Eric’s smile was rueful as he nodded. “I very nearly was, believe me. It was the curse of being British. In the South, I was not liked because Great Britain had not come out officially for the Confederate government, and that man Davis obviously needed the supplies Her Majesty could provide him with; in the North it was the same. Britain, it seems, has a devil of a time making up her mind whom to support in a fight. Not surprisingly, she wanted to see who would win before declaring herself the ally of one side or another. And I certainly wouldn’t do anything on my own. To declare for Davis was not only against my country’s policy, but also against my own personal belief.

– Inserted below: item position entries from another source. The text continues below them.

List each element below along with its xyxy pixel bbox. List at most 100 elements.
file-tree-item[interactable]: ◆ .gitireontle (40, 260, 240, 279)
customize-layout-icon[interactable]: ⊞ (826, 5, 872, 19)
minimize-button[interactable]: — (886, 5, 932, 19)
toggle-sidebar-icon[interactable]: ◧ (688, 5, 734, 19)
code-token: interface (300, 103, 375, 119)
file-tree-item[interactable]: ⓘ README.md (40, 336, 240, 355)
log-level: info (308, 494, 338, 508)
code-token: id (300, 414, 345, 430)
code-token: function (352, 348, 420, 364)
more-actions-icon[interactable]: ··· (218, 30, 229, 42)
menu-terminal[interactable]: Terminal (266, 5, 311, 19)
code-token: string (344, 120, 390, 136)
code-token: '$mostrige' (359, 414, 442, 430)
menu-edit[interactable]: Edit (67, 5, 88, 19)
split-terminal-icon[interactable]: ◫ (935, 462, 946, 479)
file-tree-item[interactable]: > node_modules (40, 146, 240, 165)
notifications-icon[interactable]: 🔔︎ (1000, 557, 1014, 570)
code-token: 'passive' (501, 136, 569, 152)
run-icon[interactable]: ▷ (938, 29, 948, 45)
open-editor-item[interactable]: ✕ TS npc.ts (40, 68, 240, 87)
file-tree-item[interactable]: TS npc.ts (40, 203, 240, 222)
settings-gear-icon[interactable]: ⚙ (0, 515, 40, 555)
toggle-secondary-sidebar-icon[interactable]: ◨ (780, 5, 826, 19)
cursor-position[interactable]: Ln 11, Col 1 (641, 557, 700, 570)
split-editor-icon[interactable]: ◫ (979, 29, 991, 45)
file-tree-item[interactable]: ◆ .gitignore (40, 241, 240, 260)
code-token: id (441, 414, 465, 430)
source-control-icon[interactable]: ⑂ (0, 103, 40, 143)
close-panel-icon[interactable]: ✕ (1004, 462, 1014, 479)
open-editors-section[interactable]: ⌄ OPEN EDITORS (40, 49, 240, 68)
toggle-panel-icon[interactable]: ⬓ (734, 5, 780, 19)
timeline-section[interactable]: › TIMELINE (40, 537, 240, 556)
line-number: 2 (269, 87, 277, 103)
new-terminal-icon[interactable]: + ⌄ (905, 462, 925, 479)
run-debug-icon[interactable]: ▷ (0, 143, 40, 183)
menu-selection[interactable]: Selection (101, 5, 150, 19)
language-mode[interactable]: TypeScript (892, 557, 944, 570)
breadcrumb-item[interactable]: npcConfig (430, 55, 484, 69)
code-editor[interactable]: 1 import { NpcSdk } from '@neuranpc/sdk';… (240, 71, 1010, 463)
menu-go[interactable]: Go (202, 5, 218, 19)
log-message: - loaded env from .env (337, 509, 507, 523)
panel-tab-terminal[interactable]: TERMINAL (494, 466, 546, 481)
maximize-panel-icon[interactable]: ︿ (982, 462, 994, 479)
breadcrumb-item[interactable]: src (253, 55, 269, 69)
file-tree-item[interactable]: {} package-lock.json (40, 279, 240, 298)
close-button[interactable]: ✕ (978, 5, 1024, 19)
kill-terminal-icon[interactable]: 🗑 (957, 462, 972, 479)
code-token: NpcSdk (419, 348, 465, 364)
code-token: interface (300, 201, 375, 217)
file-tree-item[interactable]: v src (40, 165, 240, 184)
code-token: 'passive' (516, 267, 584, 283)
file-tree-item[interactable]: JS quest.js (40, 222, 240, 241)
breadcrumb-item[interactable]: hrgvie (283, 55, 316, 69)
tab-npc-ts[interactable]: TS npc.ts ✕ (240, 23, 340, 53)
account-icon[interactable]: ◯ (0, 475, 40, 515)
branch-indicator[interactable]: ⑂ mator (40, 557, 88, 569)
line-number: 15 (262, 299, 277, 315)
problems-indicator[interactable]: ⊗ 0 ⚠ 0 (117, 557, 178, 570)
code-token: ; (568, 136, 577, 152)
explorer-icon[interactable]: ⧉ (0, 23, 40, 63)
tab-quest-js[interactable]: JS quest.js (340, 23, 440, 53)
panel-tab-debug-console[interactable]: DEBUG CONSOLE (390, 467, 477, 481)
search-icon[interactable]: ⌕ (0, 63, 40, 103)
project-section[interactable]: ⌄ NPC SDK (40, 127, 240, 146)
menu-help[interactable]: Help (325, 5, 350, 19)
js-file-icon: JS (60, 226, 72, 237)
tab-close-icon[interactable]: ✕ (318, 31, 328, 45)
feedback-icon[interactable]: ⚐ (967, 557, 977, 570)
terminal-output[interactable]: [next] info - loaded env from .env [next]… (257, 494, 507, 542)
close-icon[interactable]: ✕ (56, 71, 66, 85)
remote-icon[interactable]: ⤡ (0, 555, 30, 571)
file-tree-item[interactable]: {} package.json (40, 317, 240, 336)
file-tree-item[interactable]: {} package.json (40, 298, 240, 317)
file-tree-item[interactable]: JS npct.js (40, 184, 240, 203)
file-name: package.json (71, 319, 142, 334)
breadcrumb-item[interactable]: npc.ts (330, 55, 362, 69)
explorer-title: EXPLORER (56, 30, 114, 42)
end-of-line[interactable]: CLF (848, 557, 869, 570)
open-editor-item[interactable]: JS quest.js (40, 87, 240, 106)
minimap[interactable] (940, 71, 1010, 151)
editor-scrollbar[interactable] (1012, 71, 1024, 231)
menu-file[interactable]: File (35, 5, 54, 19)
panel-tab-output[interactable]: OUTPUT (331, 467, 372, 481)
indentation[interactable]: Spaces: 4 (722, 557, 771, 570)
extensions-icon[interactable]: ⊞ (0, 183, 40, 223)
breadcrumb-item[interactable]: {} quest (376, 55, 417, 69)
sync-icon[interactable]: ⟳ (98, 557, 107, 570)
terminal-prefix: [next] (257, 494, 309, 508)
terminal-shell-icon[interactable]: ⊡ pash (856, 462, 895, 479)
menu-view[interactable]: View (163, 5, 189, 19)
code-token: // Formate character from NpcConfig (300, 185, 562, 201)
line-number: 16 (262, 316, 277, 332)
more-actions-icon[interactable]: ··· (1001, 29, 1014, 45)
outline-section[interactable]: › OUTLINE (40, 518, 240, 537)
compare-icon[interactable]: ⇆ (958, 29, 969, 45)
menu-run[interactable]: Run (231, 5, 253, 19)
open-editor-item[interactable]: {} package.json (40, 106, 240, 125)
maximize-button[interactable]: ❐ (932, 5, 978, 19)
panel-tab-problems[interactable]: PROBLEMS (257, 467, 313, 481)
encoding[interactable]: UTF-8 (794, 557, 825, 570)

Frankly, slavery found no opinion in me one way or the other until I had seen for myself the dreadful conditions under which those people survived—I hesitate to use the word ‘lived’—and what they could do to a human being like Sara. As a result, my neighbors were not the most friendly people you would want to meet. So you see, I have been rather besieged here for the past several months. The crop will rot because I’ve no one to pick it. I’ve had to grow all my own food; and now, to get passage back to London, I’ve had to sell at an appalling loss most of the furniture and additions from the house. I’ll be leaving soon for England, sad to say. There’s no sense in staying on while the fighting continues, and I have a good friend in Philadelphia who will book me passage past the blockade.”